Rekord Kuraka w Witrynie

: Function ereg() is deprecated in /includes/file.inc on line 649.

Początek roku to czas, kiedy w telewizji, prasie, w codziennych rozmowach nadużywa się przedrostka NAJ. Tak już jesteśmy skonstruowani - chcemy wiedzieć kto jest NAJszybszy, a kto najładniejszy, kto dostał NAJwięcej za udział w reklamie kremu na zmarszczki i która celebrity ma NAJwięcej centymetrów w biuście. Mierzymy, ważymy, porównujemy i wtłaczamy w tabelki wszystko i wszystkich - ludzi, pieniądze, wydarzenia. Po co? Pewnie po to, żeby znać swoje miejsce w społeczeństwie, mieć punkt odniesienia, na porównaniach budować swoje aspiracje, bo przecież obraz samych siebie tworzyć można tylko w odniesieniu do innych. Sztuka, "bóstwo wytworne w sobie zamknięte", nie jest bynajmniej wolna od tego wyścigu ku NAJ: magazyny o sztuce i strony internetowe pełne są podsumowań, rankingów, tabel. W tekście otwierającym Nowe zjawiska w sztuce polskiej po 2000, (G.Borkowski, A.Mazur, M.Branicka) roi się od sformułowań typu NAJważniejsze pojęcie, NAJnowsze i NAJciekawsze zjawiska w sztuce polskiej, NAJróżniejsze perspektywy i style refleksji nad sztuką, NAJważniejsza ze sztuk wizualnych itp.

Maciej Kurak, Is it important who stands behind the painting?, 2007
Maciej Kurak, Bicie rekordu

Bicie rekordu Macieja Kuraka pojawiło się w Witrynie zaraz po rozdaniu wszystkich nagród, paszportów, po zamknięciu rankingów i podsumowaniu wszystkiego, co było w sztuce do podsumowania. Można więc pokusić się o stwierdzenie, że jest to podsumowanie podsumowania, cenzurka wystawiona temu fenomenowi. Zanurzony w akwarium nurek może być odczytany jako komentarz do tego zjawiska.

Pierwsze pytanie - na czym polega bity przez nurka rekord? Na oddychaniu, podstawowej czynności fizjologicznej. Na zaproszeniu na wernisaż widnieje zdjęcie bąbelka powietrza, nic nadzwyczajnego, po prostu powietrze. Czy Kurak chciał przez to podkreślić absurd tego typu przedsięwzięć? Czy współczesna potrzeba rywalizacji doprowadza nas do sytuacji, że nawet oddychanie staje się przedmiotem wyścigu?

Maciej Kurak, Is it important who stands behind the painting?, 2007
Maciej Kurak, Bicie rekordu

Czy rekord pobity w zaciszu własnej łazienki liczyłby się tak samo?
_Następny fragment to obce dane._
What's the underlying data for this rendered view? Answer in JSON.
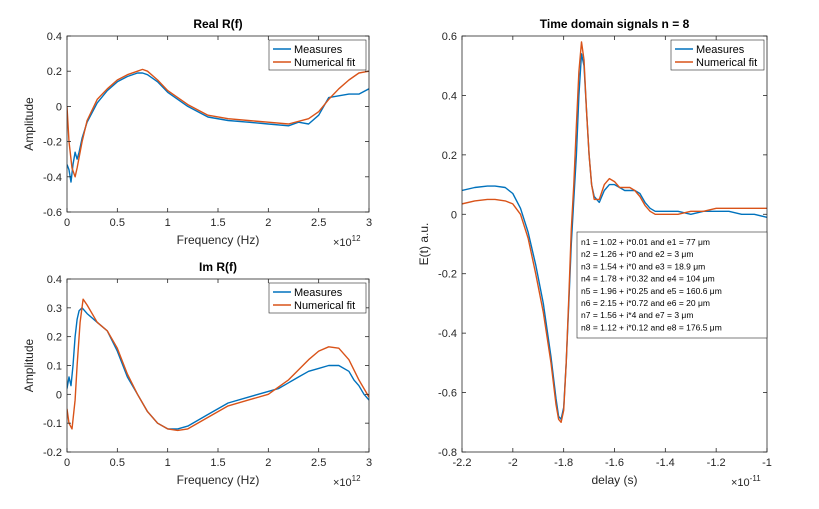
{
  "chart_data": [
    {
      "id": "real",
      "type": "line",
      "title": "Real R(f)",
      "xlabel": "Frequency (Hz)",
      "ylabel": "Amplitude",
      "x_exponent": "×10",
      "x_exponent_power": "12",
      "xlim": [
        0,
        3
      ],
      "ylim": [
        -0.6,
        0.4
      ],
      "xticks": [
        0,
        0.5,
        1,
        1.5,
        2,
        2.5,
        3
      ],
      "xtick_labels": [
        "0",
        "0.5",
        "1",
        "1.5",
        "2",
        "2.5",
        "3"
      ],
      "yticks": [
        -0.6,
        -0.4,
        -0.2,
        0,
        0.2,
        0.4
      ],
      "ytick_labels": [
        "-0.6",
        "-0.4",
        "-0.2",
        "0",
        "0.2",
        "0.4"
      ],
      "legend_position": "top-right",
      "series": [
        {
          "name": "Measures",
          "color": "#0072BD",
          "x": [
            0,
            0.02,
            0.04,
            0.06,
            0.08,
            0.1,
            0.12,
            0.15,
            0.2,
            0.3,
            0.4,
            0.5,
            0.6,
            0.7,
            0.75,
            0.8,
            0.9,
            1.0,
            1.2,
            1.4,
            1.6,
            1.8,
            2.0,
            2.2,
            2.3,
            2.4,
            2.5,
            2.6,
            2.7,
            2.8,
            2.9,
            3.0
          ],
          "y": [
            -0.33,
            -0.36,
            -0.43,
            -0.33,
            -0.26,
            -0.3,
            -0.26,
            -0.18,
            -0.09,
            0.02,
            0.09,
            0.14,
            0.17,
            0.19,
            0.19,
            0.18,
            0.14,
            0.08,
            0.0,
            -0.06,
            -0.08,
            -0.09,
            -0.1,
            -0.11,
            -0.09,
            -0.1,
            -0.05,
            0.05,
            0.06,
            0.07,
            0.07,
            0.1
          ]
        },
        {
          "name": "Numerical fit",
          "color": "#D95319",
          "x": [
            0,
            0.02,
            0.05,
            0.08,
            0.1,
            0.15,
            0.2,
            0.3,
            0.4,
            0.5,
            0.6,
            0.7,
            0.75,
            0.8,
            0.9,
            1.0,
            1.2,
            1.4,
            1.6,
            1.8,
            2.0,
            2.2,
            2.4,
            2.5,
            2.6,
            2.7,
            2.8,
            2.9,
            3.0
          ],
          "y": [
            0.0,
            -0.2,
            -0.35,
            -0.4,
            -0.35,
            -0.2,
            -0.08,
            0.04,
            0.1,
            0.15,
            0.18,
            0.2,
            0.21,
            0.2,
            0.15,
            0.09,
            0.01,
            -0.05,
            -0.07,
            -0.08,
            -0.09,
            -0.1,
            -0.07,
            -0.03,
            0.04,
            0.1,
            0.15,
            0.19,
            0.2
          ]
        }
      ]
    },
    {
      "id": "imag",
      "type": "line",
      "title": "Im R(f)",
      "xlabel": "Frequency (Hz)",
      "ylabel": "Amplitude",
      "x_exponent": "×10",
      "x_exponent_power": "12",
      "xlim": [
        0,
        3
      ],
      "ylim": [
        -0.2,
        0.4
      ],
      "xticks": [
        0,
        0.5,
        1,
        1.5,
        2,
        2.5,
        3
      ],
      "xtick_labels": [
        "0",
        "0.5",
        "1",
        "1.5",
        "2",
        "2.5",
        "3"
      ],
      "yticks": [
        -0.2,
        -0.1,
        0,
        0.1,
        0.2,
        0.3,
        0.4
      ],
      "ytick_labels": [
        "-0.2",
        "-0.1",
        "0",
        "0.1",
        "0.2",
        "0.3",
        "0.4"
      ],
      "legend_position": "top-right",
      "series": [
        {
          "name": "Measures",
          "color": "#0072BD",
          "x": [
            0,
            0.02,
            0.04,
            0.06,
            0.08,
            0.1,
            0.12,
            0.15,
            0.2,
            0.3,
            0.4,
            0.5,
            0.6,
            0.7,
            0.8,
            0.9,
            1.0,
            1.1,
            1.2,
            1.4,
            1.6,
            1.8,
            2.0,
            2.1,
            2.2,
            2.3,
            2.4,
            2.5,
            2.6,
            2.7,
            2.8,
            2.85,
            2.9,
            2.95,
            3.0
          ],
          "y": [
            0.02,
            0.06,
            0.03,
            0.1,
            0.2,
            0.26,
            0.29,
            0.3,
            0.28,
            0.25,
            0.22,
            0.15,
            0.06,
            0.0,
            -0.06,
            -0.1,
            -0.12,
            -0.12,
            -0.11,
            -0.07,
            -0.03,
            -0.01,
            0.01,
            0.02,
            0.04,
            0.06,
            0.08,
            0.09,
            0.1,
            0.1,
            0.08,
            0.05,
            0.03,
            0.0,
            -0.02
          ]
        },
        {
          "name": "Numerical fit",
          "color": "#D95319",
          "x": [
            0,
            0.02,
            0.05,
            0.08,
            0.1,
            0.13,
            0.16,
            0.2,
            0.3,
            0.4,
            0.5,
            0.6,
            0.7,
            0.8,
            0.9,
            1.0,
            1.1,
            1.2,
            1.4,
            1.6,
            1.8,
            2.0,
            2.2,
            2.4,
            2.5,
            2.6,
            2.7,
            2.8,
            2.9,
            3.0
          ],
          "y": [
            -0.05,
            -0.1,
            -0.12,
            -0.02,
            0.1,
            0.25,
            0.33,
            0.31,
            0.25,
            0.22,
            0.16,
            0.07,
            0.0,
            -0.06,
            -0.1,
            -0.12,
            -0.125,
            -0.12,
            -0.08,
            -0.04,
            -0.02,
            0.0,
            0.05,
            0.12,
            0.15,
            0.165,
            0.16,
            0.12,
            0.05,
            -0.01
          ]
        }
      ]
    },
    {
      "id": "time",
      "type": "line",
      "title": "Time domain signals n = 8",
      "xlabel": "delay (s)",
      "ylabel": "E(t) a.u.",
      "x_exponent": "×10",
      "x_exponent_power": "-11",
      "xlim": [
        -2.2,
        -1.0
      ],
      "ylim": [
        -0.8,
        0.6
      ],
      "xticks": [
        -2.2,
        -2.0,
        -1.8,
        -1.6,
        -1.4,
        -1.2,
        -1.0
      ],
      "xtick_labels": [
        "-2.2",
        "-2",
        "-1.8",
        "-1.6",
        "-1.4",
        "-1.2",
        "-1"
      ],
      "yticks": [
        -0.8,
        -0.6,
        -0.4,
        -0.2,
        0,
        0.2,
        0.4,
        0.6
      ],
      "ytick_labels": [
        "-0.8",
        "-0.6",
        "-0.4",
        "-0.2",
        "0",
        "0.2",
        "0.4",
        "0.6"
      ],
      "legend_position": "top-right",
      "series": [
        {
          "name": "Measures",
          "color": "#0072BD",
          "x": [
            -2.2,
            -2.15,
            -2.1,
            -2.07,
            -2.03,
            -2.0,
            -1.97,
            -1.94,
            -1.91,
            -1.88,
            -1.85,
            -1.83,
            -1.82,
            -1.81,
            -1.8,
            -1.79,
            -1.78,
            -1.77,
            -1.76,
            -1.75,
            -1.74,
            -1.73,
            -1.72,
            -1.71,
            -1.7,
            -1.69,
            -1.68,
            -1.66,
            -1.64,
            -1.62,
            -1.6,
            -1.58,
            -1.56,
            -1.54,
            -1.52,
            -1.5,
            -1.48,
            -1.46,
            -1.44,
            -1.4,
            -1.35,
            -1.3,
            -1.25,
            -1.2,
            -1.15,
            -1.1,
            -1.05,
            -1.0
          ],
          "y": [
            0.08,
            0.09,
            0.095,
            0.095,
            0.09,
            0.07,
            0.02,
            -0.06,
            -0.17,
            -0.3,
            -0.48,
            -0.62,
            -0.68,
            -0.69,
            -0.65,
            -0.5,
            -0.3,
            -0.1,
            0.05,
            0.2,
            0.4,
            0.54,
            0.5,
            0.35,
            0.2,
            0.1,
            0.06,
            0.04,
            0.08,
            0.1,
            0.1,
            0.09,
            0.08,
            0.08,
            0.08,
            0.07,
            0.04,
            0.02,
            0.01,
            0.01,
            0.01,
            0.0,
            0.01,
            0.01,
            0.01,
            0.0,
            0.0,
            -0.01
          ]
        },
        {
          "name": "Numerical fit",
          "color": "#D95319",
          "x": [
            -2.2,
            -2.15,
            -2.1,
            -2.07,
            -2.03,
            -2.0,
            -1.97,
            -1.94,
            -1.91,
            -1.88,
            -1.85,
            -1.83,
            -1.82,
            -1.81,
            -1.8,
            -1.79,
            -1.78,
            -1.77,
            -1.76,
            -1.75,
            -1.74,
            -1.73,
            -1.72,
            -1.71,
            -1.7,
            -1.69,
            -1.68,
            -1.66,
            -1.64,
            -1.62,
            -1.6,
            -1.58,
            -1.56,
            -1.54,
            -1.52,
            -1.5,
            -1.48,
            -1.46,
            -1.44,
            -1.4,
            -1.35,
            -1.3,
            -1.25,
            -1.2,
            -1.15,
            -1.1,
            -1.05,
            -1.0
          ],
          "y": [
            0.035,
            0.045,
            0.05,
            0.05,
            0.045,
            0.035,
            0.0,
            -0.08,
            -0.2,
            -0.33,
            -0.5,
            -0.64,
            -0.69,
            -0.7,
            -0.66,
            -0.5,
            -0.28,
            -0.05,
            0.1,
            0.3,
            0.48,
            0.58,
            0.52,
            0.35,
            0.2,
            0.1,
            0.05,
            0.05,
            0.1,
            0.12,
            0.11,
            0.09,
            0.09,
            0.09,
            0.08,
            0.06,
            0.03,
            0.01,
            0.0,
            0.0,
            0.0,
            0.01,
            0.01,
            0.02,
            0.02,
            0.02,
            0.02,
            0.02
          ]
        }
      ],
      "annotation": [
        "n1 = 1.02 + i*0.01 and e1 = 77 μm",
        "n2 = 1.26 + i*0 and e2 = 3 μm",
        "n3 = 1.54 + i*0 and e3 = 18.9 μm",
        "n4 = 1.78 + i*0.32 and e4 = 104 μm",
        "n5 = 1.96 + i*0.25 and e5 = 160.6 μm",
        "n6 = 2.15 + i*0.72 and e6 = 20 μm",
        "n7 = 1.56 + i*4 and e7 = 3 μm",
        "n8 = 1.12 + i*0.12 and e8 = 176.5 μm"
      ]
    }
  ]
}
Pewnie nie. Praca Kuraka zyskuje sens pokazana w Witrynie, miejscu dostępnym przez całą dobę, w ruchliwym miejscu stolicy. Sama formuła projektu Witryna podejmuje wątek życia jako spektaklu odbywającego się w przestrzeni nowoczesnych miast, rozpoczęty przez Baudlaire’a a kontynuowana przez Goffmana, Simmla, Benjamina. Nurek leży w wielkim szklanym akwarium a przechodnie mogą go dokładnie widzieć i kontrolować przebieg bicia rekordu za pomocą wyświetlacza wskazującego upływ czasu. Przypomina to powszechną współcześnie skłonność do ekshibicjonizmu, dzielenia się ze wszystkimi intymnymi wydarzeniami z życia. Kurak zamienił Witrynę w kadr z Big Brothera, w rubrykę plotkarskiego pisma, w miejsce poddane nieustającej kontroli. Podobną strategię obierają twórcy rankingów i jury przyznające nagrody - zwycięzca musi być ogłoszony publicznie, inaczej wydarzenie to traci rangę. Czego nie widać, o czym nie wiemy, tego po prostu nie ma.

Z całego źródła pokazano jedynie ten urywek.